The ongoing battle between Apple and the FBI took a new turn this week with the announcement that the FBI managed to unlock an iPhone belonging to one of the San Bernardino shooters. This was done without the help of Apple and has only increased ongoing tensions between law enforcement and the tech industry. UMass Law Professor Shaun Spencer offers his reaction to the battle being watched by anyone and everyone who owns a smartphone.
Does Apple have a case to make that the government should show how they were able to hack an iPhone?
SS: The Obama administration created an internal process for deciding when to reveal to software vendors that the government has discovered a so-called "zero-day vulnerability" -- a vulnerability that is unknown to the vendor and therefore easy for hackers to exploit. The administration created this process in 2010, the same year in which the NSA used the Stuxnet virus to damage Iran's nuclear enrichment facilities. Stuxnet relied on several zero-day vulnerabilities, including a Windows operating system vulnerability that affected millions of computers worldwide. As the administration recognizes, zero-day vulnerabilities can pose grave threats to our economy and national security.
In 2014, the administration announced that it had "reinvigorated" its policy on disclosing zero-day vulnerabilities, called the Vulnerabilities Equities Process. The administration says that it generally discloses zero-day vulnerabilities to vendors promptly. However, the policy contains an exception for vulnerabilities with a clear national security or law enforcement use. As White House Cybersecurity Coordinator Michael Daniel explained in 2014, factors that affect the administration's disclosure decision include the threat that the vulnerability poses to critical internet infrastructure, the risk that criminals or foreign powers could exploit the vulnerability to cause significant harm, and the intelligence benefit that the government could secure by delaying disclosure.
It's hard to predict what the administration will do in the iPhone case because we don't know exactly how the FBI defeated the security feature triggered by ten incorrect guesses at the iPhone’s password. If the workaround requires physical possession of the targeted phone, as appears likely, it would pose less risk than a software tool that could attack iPhones remotely. Assuming that the workaround requires physical possession, the administration might disclose the vulnerability to Apple eventually, but not before it has used it to extract information from encrypted iPhones in some of the most serious criminal investigations in which it has seized encrypted iPhones.
If you were advising a tech company that was advocating for stronger privacy/encryption rights, what would you suggest they lobby for? In other words, how can privacy rights in terms of technology be strengthened?
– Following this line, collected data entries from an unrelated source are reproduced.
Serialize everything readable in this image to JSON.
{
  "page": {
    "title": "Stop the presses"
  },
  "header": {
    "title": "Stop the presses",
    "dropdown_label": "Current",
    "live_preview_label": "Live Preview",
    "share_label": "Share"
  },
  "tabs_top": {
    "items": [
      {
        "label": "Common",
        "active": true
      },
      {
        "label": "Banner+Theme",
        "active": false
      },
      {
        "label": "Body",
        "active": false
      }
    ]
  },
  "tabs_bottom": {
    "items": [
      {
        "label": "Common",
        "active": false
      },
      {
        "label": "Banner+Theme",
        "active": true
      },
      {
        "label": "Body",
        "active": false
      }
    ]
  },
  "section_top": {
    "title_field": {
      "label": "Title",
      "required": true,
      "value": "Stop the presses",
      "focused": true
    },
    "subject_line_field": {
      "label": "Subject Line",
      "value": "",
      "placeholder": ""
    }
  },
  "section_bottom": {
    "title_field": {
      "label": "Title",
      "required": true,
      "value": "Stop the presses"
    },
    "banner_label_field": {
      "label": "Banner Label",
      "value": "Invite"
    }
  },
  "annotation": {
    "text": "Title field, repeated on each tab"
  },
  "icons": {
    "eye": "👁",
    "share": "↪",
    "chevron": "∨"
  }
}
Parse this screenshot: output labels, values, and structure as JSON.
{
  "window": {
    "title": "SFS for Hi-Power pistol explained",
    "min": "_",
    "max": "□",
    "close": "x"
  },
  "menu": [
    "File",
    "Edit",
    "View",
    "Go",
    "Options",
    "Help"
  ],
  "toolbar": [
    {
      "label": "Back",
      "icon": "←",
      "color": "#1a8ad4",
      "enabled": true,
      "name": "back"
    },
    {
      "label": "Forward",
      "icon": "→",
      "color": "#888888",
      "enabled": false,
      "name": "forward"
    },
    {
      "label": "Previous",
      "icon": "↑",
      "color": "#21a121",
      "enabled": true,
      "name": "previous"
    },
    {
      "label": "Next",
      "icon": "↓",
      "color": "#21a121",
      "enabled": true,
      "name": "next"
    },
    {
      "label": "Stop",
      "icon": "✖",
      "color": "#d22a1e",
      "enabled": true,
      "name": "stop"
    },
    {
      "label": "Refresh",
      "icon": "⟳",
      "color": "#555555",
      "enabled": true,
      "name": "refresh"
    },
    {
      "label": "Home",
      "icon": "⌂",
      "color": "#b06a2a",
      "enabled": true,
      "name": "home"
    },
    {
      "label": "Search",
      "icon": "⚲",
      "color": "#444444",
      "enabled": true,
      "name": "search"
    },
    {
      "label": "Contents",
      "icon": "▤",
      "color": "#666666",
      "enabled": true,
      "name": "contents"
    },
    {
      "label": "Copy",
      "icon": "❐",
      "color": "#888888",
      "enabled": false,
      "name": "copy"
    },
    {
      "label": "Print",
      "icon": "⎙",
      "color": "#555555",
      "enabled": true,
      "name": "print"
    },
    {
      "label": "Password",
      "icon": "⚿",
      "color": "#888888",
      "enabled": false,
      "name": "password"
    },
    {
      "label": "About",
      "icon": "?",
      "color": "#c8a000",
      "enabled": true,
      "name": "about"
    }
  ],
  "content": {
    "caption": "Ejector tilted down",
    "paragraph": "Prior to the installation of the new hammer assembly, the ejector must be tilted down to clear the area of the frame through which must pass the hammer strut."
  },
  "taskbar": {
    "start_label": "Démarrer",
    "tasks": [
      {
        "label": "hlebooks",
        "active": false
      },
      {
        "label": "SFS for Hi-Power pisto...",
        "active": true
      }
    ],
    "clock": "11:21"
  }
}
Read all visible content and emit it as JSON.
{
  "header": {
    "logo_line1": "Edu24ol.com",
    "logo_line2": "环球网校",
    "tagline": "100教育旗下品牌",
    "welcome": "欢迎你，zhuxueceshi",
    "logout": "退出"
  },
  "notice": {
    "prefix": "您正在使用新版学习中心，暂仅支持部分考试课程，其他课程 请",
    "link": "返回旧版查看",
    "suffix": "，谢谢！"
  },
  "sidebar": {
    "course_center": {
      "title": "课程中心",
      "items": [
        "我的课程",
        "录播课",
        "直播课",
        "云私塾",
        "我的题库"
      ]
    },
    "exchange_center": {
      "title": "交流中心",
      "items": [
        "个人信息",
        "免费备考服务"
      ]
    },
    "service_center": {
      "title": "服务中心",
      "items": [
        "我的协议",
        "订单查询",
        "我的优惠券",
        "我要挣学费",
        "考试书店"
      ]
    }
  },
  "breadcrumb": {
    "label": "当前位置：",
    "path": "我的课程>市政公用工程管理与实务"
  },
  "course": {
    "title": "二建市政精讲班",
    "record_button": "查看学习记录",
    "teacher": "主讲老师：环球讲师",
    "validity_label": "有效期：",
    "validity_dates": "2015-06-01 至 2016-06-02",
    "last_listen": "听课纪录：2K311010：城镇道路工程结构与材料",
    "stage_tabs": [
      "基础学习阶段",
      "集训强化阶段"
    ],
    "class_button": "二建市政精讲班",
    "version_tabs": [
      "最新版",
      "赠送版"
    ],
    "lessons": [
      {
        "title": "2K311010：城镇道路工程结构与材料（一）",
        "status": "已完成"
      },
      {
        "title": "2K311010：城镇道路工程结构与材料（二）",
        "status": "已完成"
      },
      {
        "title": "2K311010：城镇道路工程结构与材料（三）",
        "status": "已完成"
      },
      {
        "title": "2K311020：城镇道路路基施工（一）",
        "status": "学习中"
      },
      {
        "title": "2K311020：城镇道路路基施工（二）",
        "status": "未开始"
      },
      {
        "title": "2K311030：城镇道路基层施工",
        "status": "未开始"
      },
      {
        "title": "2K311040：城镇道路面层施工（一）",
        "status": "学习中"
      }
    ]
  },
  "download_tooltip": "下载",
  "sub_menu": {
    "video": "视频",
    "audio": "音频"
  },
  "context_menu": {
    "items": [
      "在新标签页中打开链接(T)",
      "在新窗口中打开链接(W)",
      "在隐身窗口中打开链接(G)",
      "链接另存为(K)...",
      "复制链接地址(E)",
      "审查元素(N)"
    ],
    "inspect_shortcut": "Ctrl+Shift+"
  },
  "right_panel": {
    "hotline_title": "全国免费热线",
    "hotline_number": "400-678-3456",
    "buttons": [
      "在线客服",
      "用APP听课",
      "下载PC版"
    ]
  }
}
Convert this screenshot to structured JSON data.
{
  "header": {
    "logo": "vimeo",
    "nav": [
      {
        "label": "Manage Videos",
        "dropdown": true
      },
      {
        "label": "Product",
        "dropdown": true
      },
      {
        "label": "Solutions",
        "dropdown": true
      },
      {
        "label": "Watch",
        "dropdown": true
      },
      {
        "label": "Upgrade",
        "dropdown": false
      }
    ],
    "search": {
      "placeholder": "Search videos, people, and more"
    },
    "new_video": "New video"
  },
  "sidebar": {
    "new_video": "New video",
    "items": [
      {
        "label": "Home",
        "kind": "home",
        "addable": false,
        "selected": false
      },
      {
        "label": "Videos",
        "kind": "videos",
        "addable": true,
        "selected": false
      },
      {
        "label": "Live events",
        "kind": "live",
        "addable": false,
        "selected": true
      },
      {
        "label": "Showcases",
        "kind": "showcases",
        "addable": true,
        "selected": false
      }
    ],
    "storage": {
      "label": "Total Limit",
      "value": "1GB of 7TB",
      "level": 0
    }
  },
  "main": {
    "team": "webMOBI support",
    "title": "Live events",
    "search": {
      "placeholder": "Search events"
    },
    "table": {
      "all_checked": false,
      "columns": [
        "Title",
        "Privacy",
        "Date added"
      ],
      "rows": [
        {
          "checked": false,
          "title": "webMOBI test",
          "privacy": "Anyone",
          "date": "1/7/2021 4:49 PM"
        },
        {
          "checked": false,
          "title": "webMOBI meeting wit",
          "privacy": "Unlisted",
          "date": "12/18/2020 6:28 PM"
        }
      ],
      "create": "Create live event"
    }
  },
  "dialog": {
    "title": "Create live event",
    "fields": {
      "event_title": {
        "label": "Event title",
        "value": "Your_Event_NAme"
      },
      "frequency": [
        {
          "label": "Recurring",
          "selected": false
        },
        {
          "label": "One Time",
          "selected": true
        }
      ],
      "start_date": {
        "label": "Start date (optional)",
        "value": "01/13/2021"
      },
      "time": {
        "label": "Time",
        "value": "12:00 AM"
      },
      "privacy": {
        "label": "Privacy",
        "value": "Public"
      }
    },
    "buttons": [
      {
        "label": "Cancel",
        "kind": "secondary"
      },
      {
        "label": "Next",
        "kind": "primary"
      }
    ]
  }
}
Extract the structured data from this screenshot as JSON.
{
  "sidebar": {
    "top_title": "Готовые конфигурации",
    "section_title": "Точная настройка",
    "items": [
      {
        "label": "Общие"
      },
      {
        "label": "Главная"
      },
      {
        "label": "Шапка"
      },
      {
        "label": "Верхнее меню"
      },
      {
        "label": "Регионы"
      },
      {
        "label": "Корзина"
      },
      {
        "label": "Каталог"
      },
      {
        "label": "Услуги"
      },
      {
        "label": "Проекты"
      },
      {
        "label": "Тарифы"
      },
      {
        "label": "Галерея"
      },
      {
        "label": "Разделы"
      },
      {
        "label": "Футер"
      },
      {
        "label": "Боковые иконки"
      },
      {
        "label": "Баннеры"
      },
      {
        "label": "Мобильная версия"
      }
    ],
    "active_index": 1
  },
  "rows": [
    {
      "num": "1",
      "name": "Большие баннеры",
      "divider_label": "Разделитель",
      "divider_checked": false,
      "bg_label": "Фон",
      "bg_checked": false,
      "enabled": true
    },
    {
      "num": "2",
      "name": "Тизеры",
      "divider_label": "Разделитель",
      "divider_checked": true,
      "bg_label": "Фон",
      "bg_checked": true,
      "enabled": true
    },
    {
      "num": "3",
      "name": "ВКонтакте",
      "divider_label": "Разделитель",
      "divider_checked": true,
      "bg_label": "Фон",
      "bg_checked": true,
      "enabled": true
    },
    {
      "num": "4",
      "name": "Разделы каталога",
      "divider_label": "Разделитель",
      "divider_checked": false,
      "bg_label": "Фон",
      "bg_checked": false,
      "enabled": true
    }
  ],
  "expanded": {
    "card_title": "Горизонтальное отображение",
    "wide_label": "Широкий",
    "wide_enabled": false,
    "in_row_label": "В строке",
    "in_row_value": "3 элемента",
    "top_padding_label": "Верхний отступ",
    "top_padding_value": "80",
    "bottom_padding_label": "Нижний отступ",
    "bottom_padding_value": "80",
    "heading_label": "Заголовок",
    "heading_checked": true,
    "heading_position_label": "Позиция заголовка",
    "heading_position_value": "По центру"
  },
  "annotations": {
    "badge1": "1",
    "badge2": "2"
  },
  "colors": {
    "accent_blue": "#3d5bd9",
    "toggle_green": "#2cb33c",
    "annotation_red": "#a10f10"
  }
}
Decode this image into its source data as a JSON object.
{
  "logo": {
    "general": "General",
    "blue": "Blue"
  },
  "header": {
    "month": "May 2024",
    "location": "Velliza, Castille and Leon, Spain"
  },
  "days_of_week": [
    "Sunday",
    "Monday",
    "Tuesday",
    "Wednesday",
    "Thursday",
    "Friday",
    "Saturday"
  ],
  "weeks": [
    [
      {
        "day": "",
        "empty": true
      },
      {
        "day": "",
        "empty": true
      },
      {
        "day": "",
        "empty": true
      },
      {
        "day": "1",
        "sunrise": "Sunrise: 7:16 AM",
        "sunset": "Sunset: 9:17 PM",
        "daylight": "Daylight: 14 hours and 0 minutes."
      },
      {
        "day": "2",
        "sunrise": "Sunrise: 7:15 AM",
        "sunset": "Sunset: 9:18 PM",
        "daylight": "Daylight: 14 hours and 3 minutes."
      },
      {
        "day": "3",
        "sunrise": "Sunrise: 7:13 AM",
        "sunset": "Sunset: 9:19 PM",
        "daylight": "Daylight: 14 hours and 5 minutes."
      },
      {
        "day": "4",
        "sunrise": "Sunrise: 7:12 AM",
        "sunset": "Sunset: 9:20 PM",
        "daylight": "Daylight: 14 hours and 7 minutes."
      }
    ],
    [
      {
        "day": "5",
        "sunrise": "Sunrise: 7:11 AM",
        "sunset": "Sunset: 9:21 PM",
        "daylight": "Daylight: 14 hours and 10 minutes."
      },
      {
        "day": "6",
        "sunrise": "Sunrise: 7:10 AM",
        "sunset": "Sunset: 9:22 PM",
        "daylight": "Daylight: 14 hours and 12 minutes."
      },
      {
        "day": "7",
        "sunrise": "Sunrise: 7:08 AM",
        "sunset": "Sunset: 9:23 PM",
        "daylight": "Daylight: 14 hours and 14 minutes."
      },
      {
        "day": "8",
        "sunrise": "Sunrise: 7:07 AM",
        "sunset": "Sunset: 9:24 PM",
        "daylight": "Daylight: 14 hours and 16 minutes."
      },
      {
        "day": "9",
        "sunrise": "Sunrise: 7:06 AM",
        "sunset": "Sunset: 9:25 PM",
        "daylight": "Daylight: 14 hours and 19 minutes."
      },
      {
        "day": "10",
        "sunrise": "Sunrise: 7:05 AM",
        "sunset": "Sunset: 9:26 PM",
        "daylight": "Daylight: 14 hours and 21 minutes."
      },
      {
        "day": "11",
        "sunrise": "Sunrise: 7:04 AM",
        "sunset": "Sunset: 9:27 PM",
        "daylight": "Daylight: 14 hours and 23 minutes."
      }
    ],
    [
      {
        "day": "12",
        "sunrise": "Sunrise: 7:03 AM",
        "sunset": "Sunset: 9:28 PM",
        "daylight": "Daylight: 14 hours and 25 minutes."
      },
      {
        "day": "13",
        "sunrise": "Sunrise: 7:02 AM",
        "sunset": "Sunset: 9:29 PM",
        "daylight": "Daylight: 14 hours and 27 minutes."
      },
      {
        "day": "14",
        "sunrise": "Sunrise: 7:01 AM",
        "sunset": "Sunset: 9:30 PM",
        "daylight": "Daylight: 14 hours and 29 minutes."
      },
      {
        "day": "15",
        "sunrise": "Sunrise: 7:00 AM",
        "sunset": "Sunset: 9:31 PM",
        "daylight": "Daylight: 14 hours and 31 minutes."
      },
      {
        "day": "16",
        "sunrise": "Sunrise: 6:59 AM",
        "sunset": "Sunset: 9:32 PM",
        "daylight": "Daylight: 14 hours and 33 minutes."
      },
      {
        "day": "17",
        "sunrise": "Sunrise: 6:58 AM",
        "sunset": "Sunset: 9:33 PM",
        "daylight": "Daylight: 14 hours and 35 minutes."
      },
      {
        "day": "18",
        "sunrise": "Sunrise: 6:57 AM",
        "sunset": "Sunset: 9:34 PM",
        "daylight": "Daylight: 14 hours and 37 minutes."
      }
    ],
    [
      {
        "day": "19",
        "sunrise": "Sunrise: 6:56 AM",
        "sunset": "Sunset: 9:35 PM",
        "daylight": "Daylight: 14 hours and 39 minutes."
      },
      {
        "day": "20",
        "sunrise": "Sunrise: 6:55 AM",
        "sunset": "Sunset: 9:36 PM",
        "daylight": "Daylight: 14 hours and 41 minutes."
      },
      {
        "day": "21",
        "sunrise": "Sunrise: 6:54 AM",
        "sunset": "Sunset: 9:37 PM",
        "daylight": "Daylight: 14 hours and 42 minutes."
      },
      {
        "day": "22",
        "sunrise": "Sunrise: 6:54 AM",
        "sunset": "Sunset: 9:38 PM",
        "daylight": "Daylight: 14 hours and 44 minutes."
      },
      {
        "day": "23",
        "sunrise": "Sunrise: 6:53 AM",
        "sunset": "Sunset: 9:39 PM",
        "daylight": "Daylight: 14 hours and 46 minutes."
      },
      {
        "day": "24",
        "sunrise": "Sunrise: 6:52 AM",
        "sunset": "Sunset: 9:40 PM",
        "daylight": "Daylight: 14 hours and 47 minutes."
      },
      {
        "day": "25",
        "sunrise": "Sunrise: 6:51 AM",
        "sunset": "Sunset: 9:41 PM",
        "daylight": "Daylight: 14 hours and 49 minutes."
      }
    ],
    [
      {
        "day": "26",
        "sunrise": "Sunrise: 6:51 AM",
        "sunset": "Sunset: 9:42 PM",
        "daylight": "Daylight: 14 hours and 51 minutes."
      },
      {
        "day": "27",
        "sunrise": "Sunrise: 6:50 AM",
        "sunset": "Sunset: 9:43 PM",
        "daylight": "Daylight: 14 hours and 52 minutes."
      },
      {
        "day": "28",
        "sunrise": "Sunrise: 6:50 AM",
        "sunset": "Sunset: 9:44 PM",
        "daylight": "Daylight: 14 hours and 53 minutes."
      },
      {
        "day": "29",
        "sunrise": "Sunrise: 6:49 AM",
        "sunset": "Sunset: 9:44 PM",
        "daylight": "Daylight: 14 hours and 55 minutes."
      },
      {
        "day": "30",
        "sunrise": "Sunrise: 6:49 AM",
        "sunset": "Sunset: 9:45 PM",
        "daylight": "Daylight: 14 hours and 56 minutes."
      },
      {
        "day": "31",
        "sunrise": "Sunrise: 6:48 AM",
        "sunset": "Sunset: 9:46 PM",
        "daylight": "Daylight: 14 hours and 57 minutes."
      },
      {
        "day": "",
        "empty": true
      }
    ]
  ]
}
SS: Rather than asking how to lobby for encryption rights, I'd turn the question around. The starting point should be that technology companies are free to create the most secure encryption tools possible, and that the government bears the burden of justifying any limitation on encryption. In 2015, the Obama administration pushed for legislation requiring technology companies to build "back doors" to allow government access to encrypted data for law enforcement or national security purposes. Ultimately, however, a coalition of technology companies and privacy advocates resisted that push, and the administration backed off of its position, at least for now.
Are tech companies and consumers fighting a losing battle in protecting their privacy in the world of hacking and cyber-attacks?
SS: Privacy is certainly under attack as our lives become increasingly digitized and interconnected. Mobile computing and the internet of things offer many conveniences, but they also increase the risk of both accidental and intentional data breaches. Encryption is an important tool to minimize that risk. In fact, most states' data breach notification laws contain exemptions for encrypted data. So I don't think the battle for privacy is lost by any means. It's ongoing.
About Shaun Spencer
UMass Law Professor Spencer teaches Privacy Law and Legal Skills I-III, and also directs the law school's Legal Skills Program. His research interests include privacy law and policy and the empirical analysis of legal writing. Before joining UMass Law, Professor Spencer was a Lecturer at Harvard Law School and an Adjunct Professor at Boston College Law School, and worked as a litigator at Boston's Bingham, Dana & Gould, now part of Morgan Lewis.